Häufig gestellte Fragen

Mein Haar ist seit der Menopause poröser geworden — hält die Farbe kürzer?
Paradoxerweise kann erhöhte Porosität die anfängliche Farbaufnahme verbessern. Poröses Haar gibt Pigmente aber auch schneller ab. Lösung: sulfatfreie Shampoos, kaltes Wasser zum Abspülen und heißes Wasser beim Waschen vermeiden.

Kann ich nach Jahren chemischer Dauerwelle auf pflanzliche Farbe umsteigen?
Ja. Der Übergang kann in den ersten 1–2 Anwendungen zu leicht unvorhersehbaren Ergebnissen führen (Restpigmente aus chemischer Farbe). Führen Sie immer einen Strangtest durch, bevor Sie die gesamte Haarlänge färben.

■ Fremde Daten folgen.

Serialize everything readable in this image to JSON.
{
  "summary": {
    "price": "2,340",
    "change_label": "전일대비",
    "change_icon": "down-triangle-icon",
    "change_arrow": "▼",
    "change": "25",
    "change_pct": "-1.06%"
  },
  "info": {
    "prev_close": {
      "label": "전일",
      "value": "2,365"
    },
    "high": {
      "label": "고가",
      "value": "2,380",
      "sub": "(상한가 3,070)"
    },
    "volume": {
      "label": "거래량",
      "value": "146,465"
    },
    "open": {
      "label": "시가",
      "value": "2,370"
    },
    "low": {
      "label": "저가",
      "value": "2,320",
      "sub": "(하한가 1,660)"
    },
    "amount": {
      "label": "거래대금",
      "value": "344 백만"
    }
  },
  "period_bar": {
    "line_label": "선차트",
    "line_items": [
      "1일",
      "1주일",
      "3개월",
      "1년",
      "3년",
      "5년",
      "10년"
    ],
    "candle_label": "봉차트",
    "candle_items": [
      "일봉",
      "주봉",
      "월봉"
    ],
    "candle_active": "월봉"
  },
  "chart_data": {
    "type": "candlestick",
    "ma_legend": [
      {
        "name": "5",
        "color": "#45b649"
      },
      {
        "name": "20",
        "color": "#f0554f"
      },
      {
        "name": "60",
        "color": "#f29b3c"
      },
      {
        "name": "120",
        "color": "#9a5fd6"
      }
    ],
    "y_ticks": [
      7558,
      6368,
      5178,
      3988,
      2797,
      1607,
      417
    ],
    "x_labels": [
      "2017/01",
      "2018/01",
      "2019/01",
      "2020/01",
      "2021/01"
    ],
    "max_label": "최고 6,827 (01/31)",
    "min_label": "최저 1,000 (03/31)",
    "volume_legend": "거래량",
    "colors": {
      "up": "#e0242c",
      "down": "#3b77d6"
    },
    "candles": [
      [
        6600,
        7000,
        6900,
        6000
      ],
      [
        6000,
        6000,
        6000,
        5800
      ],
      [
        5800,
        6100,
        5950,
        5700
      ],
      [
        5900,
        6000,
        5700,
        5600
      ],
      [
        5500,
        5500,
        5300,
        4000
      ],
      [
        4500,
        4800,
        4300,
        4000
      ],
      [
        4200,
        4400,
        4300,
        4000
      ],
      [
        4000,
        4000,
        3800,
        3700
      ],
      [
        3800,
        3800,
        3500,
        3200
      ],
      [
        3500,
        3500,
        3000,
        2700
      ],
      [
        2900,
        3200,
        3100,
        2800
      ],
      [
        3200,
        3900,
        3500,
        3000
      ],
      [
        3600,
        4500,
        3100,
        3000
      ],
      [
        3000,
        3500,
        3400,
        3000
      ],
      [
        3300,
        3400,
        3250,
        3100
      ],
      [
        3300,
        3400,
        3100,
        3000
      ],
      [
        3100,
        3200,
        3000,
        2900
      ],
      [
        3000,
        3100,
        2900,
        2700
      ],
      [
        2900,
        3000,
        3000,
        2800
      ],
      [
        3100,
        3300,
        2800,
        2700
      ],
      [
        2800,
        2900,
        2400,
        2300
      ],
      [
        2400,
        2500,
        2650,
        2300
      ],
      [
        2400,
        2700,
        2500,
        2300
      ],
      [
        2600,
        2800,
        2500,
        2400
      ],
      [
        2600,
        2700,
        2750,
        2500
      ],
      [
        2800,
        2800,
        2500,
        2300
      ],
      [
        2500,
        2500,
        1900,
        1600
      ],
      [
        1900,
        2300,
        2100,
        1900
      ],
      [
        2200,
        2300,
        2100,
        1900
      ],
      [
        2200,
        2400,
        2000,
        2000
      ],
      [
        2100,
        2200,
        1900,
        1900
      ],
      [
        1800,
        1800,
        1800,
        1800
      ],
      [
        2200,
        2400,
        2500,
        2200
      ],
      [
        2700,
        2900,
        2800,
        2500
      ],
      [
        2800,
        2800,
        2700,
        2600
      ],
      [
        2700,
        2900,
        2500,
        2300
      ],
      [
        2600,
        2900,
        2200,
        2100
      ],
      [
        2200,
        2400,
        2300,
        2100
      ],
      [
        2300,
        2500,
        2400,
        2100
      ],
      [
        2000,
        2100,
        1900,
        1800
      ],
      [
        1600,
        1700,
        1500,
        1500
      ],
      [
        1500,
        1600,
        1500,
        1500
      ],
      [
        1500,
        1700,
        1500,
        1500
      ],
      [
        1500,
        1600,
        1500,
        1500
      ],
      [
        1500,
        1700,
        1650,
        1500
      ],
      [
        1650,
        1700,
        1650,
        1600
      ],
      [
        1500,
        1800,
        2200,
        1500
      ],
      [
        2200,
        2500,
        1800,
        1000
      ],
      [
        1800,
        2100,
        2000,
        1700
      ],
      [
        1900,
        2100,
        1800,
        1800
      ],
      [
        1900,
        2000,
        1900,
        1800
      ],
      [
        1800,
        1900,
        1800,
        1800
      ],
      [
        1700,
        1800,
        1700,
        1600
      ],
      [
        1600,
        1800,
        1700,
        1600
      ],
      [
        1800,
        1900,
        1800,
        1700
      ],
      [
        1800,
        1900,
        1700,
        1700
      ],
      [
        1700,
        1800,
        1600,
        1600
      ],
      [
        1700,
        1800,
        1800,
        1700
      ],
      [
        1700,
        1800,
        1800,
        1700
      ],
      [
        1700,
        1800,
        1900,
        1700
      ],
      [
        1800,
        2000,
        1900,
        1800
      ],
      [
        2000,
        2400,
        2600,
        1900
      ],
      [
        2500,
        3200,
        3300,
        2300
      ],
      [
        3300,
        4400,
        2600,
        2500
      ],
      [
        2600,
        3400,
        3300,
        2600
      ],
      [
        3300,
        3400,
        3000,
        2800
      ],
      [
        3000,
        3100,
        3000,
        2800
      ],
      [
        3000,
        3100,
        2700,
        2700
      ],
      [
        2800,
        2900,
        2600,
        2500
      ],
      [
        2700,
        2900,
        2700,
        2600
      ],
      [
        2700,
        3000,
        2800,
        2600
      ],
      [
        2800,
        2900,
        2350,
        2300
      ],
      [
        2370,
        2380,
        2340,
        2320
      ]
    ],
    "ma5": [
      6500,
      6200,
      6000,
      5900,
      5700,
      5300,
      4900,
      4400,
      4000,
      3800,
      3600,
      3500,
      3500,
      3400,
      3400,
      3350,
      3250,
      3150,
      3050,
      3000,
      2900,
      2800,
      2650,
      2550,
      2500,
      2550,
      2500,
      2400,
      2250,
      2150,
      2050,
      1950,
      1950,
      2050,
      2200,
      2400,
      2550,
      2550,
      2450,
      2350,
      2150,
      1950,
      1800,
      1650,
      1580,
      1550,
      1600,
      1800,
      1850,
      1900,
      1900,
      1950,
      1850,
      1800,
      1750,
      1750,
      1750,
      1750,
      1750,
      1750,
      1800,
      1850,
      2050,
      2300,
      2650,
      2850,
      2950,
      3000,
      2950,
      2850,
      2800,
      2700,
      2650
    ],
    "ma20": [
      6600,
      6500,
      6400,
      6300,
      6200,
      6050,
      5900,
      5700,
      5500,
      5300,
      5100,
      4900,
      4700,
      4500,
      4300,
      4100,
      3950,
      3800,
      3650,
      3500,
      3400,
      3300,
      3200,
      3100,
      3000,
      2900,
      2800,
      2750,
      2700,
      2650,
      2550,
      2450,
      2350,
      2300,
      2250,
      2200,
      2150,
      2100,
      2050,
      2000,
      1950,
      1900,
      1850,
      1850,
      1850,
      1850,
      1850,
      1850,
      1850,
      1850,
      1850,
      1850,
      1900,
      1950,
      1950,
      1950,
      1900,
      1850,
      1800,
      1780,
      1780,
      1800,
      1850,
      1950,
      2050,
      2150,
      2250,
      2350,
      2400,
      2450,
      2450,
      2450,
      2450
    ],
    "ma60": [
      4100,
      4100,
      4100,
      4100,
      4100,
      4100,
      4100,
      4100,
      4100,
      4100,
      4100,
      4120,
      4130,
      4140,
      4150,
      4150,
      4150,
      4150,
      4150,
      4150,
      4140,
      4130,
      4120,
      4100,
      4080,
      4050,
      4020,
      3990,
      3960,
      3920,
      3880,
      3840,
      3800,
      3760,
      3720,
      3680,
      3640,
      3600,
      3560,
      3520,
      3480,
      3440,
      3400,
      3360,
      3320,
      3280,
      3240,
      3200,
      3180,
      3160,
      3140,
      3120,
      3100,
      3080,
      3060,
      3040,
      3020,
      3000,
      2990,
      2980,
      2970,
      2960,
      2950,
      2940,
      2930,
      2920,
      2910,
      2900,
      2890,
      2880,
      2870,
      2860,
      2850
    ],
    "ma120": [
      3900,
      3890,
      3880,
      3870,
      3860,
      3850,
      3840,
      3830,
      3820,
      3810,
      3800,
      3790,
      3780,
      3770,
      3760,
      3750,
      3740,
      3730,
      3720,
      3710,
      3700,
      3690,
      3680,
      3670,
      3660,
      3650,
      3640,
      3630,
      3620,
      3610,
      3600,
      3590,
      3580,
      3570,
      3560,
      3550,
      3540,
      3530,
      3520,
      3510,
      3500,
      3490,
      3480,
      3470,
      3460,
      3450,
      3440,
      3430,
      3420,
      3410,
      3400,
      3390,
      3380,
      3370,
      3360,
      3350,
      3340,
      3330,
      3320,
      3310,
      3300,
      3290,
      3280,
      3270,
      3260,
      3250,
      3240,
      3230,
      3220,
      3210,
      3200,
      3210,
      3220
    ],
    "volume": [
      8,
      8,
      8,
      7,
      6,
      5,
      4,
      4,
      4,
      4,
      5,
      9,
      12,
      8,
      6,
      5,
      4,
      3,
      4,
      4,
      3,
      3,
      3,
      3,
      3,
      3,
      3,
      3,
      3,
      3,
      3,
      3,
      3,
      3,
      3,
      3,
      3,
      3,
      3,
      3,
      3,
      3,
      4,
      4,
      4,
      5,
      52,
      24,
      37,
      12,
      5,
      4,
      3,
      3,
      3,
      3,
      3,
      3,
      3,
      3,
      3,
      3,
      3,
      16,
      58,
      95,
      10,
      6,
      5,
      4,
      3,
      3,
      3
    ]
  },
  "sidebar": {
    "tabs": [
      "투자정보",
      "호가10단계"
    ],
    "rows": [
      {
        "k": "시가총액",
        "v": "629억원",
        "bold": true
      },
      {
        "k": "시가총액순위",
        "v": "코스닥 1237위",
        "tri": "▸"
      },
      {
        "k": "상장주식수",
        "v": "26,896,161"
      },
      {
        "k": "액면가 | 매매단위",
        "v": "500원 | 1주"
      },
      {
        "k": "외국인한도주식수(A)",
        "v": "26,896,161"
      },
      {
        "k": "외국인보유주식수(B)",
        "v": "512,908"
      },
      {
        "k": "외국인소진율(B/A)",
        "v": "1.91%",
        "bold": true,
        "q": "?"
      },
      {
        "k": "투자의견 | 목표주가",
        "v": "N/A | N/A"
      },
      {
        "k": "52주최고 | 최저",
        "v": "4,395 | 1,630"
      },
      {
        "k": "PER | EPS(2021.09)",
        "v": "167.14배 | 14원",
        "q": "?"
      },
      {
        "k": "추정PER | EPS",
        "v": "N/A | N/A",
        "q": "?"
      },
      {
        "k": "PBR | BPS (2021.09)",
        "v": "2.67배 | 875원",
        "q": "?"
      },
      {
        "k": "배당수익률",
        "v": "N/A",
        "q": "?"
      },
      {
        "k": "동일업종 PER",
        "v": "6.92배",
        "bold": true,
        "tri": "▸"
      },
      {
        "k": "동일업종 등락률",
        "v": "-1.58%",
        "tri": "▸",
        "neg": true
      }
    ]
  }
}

Verlangsamt Pflanzenhaarfarbe das Ergrauen?
Nein — Pflanzenpigmente bedecken graue Haare, wirken aber nicht auf Melanozyten. Grau werden ist ein biologischer Prozess, der durch topische Farbe nicht umgekehrt werden kann.


Unsere Empfehlung

Die Menopause ist ein idealer Zeitpunkt, Ihre Färberoutine zu überdenken. Ihr Haar hat sich verändert — Ihre Methode sollte sich ebenfalls anpassen. Tresse Paris Pflanzenhaarfarbe ist kein Kompromiss: Sie ist objektiv besser auf die Haarstruktur nach der Menopause abgestimmt als chemische Alternativen. Passen Sie Ihre Methode an Ihre aktuelle Phase an, wählen Sie einen zum heutigen Teint passenden Farbton und profitieren Sie von den stärkenden Eigenschaften der Färbepflanzen.